Discretized Yang-Mills and Born-Infeld actions on finite group geometries

TL;DR

This paper develops discretized versions of Yang-Mills and Born-Infeld actions on finite group geometries, exploring their properties, duality invariance, and reductions, with detailed analysis on cyclic groups and their limits.

Contribution

It introduces a geometric discretization framework for nonabelian gauge theories on finite groups, extending to Born-Infeld actions and analyzing duality invariance and Kaluza-Klein reductions.

Findings

Discretized electromagnetism admits duality rotations.

Yang-Mills and Born-Infeld theories are derived on product spaces with finite groups.

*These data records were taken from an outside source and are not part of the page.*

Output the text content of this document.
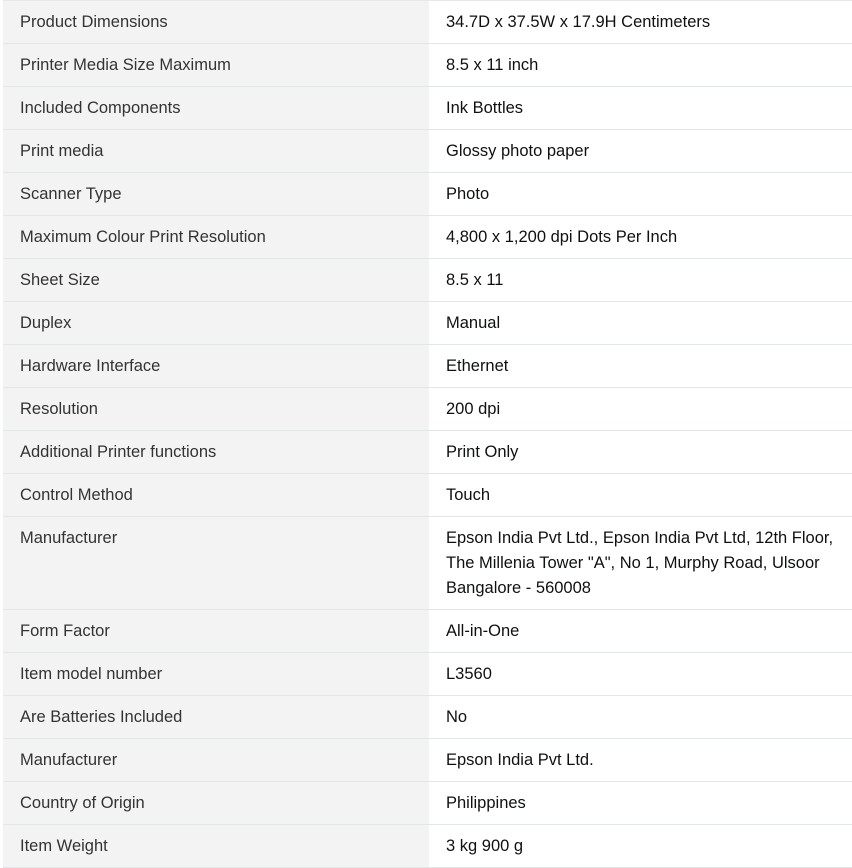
Product Dimensions	34.7D x 37.5W x 17.9H Centimeters
Printer Media Size Maximum	8.5 x 11 inch
Included Components	Ink Bottles
Print media	Glossy photo paper
Scanner Type	Photo
Maximum Colour Print Resolution	4,800 x 1,200 dpi Dots Per Inch
Sheet Size	8.5 x 11
Duplex	Manual
Hardware Interface	Ethernet
Resolution	200 dpi
Additional Printer functions	Print Only
Control Method	Touch
Manufacturer	Epson India Pvt Ltd., Epson India Pvt Ltd, 12th Floor, The Millenia Tower "A", No 1, Murphy Road, Ulsoor Bangalore - 560008
Form Factor	All-in-One
Item model number	L3560
Are Batteries Included	No
Manufacturer	Epson India Pvt Ltd.
Country of Origin	Philippines
Item Weight	3 kg 900 g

Analysis of the limit as the group order N approaches infinity.

Abstract

Discretized nonabelian gauge theories living on finite group spaces G are defined by means of a geometric action \int Tr F \wedge *F. This technique is extended to obtain discrete versions of the Born-Infeld action. The discretizations are in 1-1 correspondence with differential calculi on finite groups. A consistency condition for duality invariance of the discretized field equations is derived for discretized U(1) actions S[F] living on a 4-dimensional abelian G. Discretized electromagnetism satisfies this condition and therefore admits duality rotations. Yang-Mills and Born-Infeld theories are also considered on product spaces M^D x G, and we find the corresponding field theories on M^D after Kaluza-Klein reduction on the G discrete internal spaces. We examine in some detail the case G=Z_N, and discuss the limit N -> \infty. A self-contained review on the noncommutative differential geometry of finite groups is included.